E como será a demanda em 2020? A economia deve crescer 2% neste ano, segundo os economistas.

As empresas de GLP projetam algo em torno de 1,2% e 1,7% de aumento de demanda neste ano de 2020. Imaginamos que existe uma demanda reprimida. Até os níveis de estoques de GLP [na casa dos consumidores] diminuíram. As pessoas estão consumindo até o último dia de GLP e não estão mantendo reserva. Se a economia melhorar um pouco, as pessoas não vão apenas aumentar o consumo de GLP, mas devem aumentar seus estoques. Se a economia do Brasil crescer 2%, nós imaginamos que a demanda pode aumentar em até 1,7%.

Algumas empresas do setor de GLP estão falando em importar GLP de países vizinhos. Queria que o senhor analisasse esse movimento e seus impactos para o mercado.

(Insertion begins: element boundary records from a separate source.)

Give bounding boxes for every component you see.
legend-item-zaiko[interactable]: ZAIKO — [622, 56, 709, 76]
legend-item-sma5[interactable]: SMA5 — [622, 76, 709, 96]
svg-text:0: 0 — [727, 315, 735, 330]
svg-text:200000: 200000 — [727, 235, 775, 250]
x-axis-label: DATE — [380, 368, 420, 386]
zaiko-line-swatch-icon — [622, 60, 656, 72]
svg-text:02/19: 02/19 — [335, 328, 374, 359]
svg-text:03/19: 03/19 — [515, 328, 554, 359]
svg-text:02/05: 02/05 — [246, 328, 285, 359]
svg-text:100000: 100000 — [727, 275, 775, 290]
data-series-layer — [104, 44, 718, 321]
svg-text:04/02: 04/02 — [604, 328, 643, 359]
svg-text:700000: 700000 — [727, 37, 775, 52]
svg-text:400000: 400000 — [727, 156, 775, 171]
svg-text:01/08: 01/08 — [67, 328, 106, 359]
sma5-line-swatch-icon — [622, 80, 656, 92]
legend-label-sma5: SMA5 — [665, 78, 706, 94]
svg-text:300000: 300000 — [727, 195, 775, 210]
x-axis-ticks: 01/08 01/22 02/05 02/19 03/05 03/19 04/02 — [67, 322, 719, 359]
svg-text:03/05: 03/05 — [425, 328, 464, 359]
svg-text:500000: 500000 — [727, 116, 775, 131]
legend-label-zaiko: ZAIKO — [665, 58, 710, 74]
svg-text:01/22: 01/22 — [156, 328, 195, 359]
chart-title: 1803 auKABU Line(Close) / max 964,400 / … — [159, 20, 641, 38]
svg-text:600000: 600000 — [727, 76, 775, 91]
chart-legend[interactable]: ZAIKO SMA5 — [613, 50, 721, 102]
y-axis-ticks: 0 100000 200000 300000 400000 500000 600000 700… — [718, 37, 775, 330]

O impacto é importante. A competitividade desse setor vai acontecer naquilo que chamamos de supply game, ou seja, no abastecimento primário, que hoje é feito 100% pela Petrobrás. O que nós imaginamos é que com mais agentes produzindo no Brasil (com UPGNs, refinarias ou importando), tentando colocar mais GLP no mercado, isso pode causar uma redução no preço de oferta do GLP. Isso é um potencial muito grande. Hoje, cerca de 31% ou 32% de GLP consumido no Brasil é importado. Você tem aí uma oportunidade. Com a janela de importação sendo aberta, será possível fazer aquilo que chamamos de contestação do preço refinaria.

Se você tem um vendedor único de GLP, que é a Petrobrás, ela não contesta o próprio preço. É natural. A contestação de preço só vai acontecer quando tivermos mais agentes no mercado. Então, temos 32% do mercado de GLP aberto para essa possibilidade, que depende de condições que já foram dadas pelo fim da diferenciação de preço [entre os botijões para uso doméstico e comercial]. O potencial de importação, na visão do Sindigás, existe sim. Existe espaço para outros traders entrarem no mercado.